Remove supernatant, and incubate with 1mL of FACs buffer and 20uL of MultiSort Release Reagent from the Multisort kit. Be sure you used Multisort capable beads from Miltenyi.
Mix well and incubate for 10 mins in the dark in at 4C.
Wash cells by adding 1mL of FACs buffer per 1 million cells centrifuge at 300-450g for 10mins at 4C.
Remove supernatant and resuspend cells at a final concentration of no more than 10^7 total cells per 50uL of buffer.
Add 30uL of MultiSort Stop Reagent per 10^7 total cells and mix well.
Add 200uL of anti-APC-magnetic beads (if using the listed Tm4sf1 antibody) to 800uL of FACs buffer per pellet and incubate for 30 mins at 4C in the dark.
Wash 1x with 10ml FACS buffer and spin at 300-450x g for 4 min.
Resuspend in 1ml of FACS buffer for each 1 million cells. As above, choose the number of columns needed and proceed to MACS sorting using MACS columns per manufacturer protocol.
Load and wash the LS columns as noted in steps 28-31 above. Be certain to collect the flow through from all washes at this step - this is the Tm4sf1 negative fraction of AT2 cells.
Add 5mLs of FACs buffer to each column, remove from magnet, and immediately flush out the magnetically labeled cells by firmly pushing the plunger into the column. This population of cells are HT280+Tm4sf1+ human AEPs.
Always used chilled plates and reagents to allow proper settling of cultures prior to matrigel polymerization.
Avoid bubbles in all mixtures to avoid disruption of 3D structures; this is best done by very gentle mixing by pipetting up and down to first stop only.
Mix 5k epithelial cells with 50k fibroblasts in a total volume of 45ul MTEC/Plus or SAGM (without Rock inhibitor) per well; we generally make a master mix of all cells at this ratio for the number of wells needed, and mix well before the addition of matrigel.
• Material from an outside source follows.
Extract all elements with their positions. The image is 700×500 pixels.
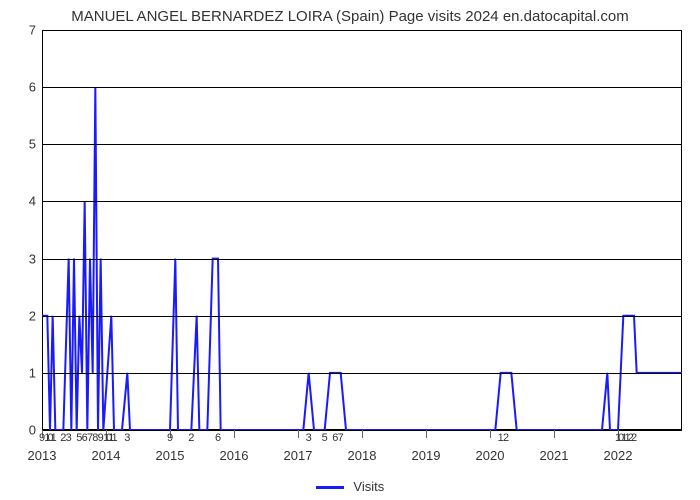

Add 45ul of matrigel per well to cell mixture; final concentration is 1:1 media to matrigel; after addition of matrigel gently mix without introducing air.
Pipet 90ul final mixture into each well of 24 well transwell insert. Pipet into middle of insert, avoid bubbles, and try to get a smooth and even covering of insert.
Work quickly, and fill all desired inserts; we leave the mixture on ice during pipetting but have not needed to use chilled pipet tips if working quickly and using cold reagents.
After filling all inserts, place plate at 37C for 10-15 minutes; warm MTEC/Plus or SAGM supplemented with Rock inhibitor (10uM, see above) during this time.
Add 500ul SAGM media into the bottom chamber of the transwell plate; we do not add media on top of the transwell cultures.
Place plate at 37OC, 5% CO2 for incubation.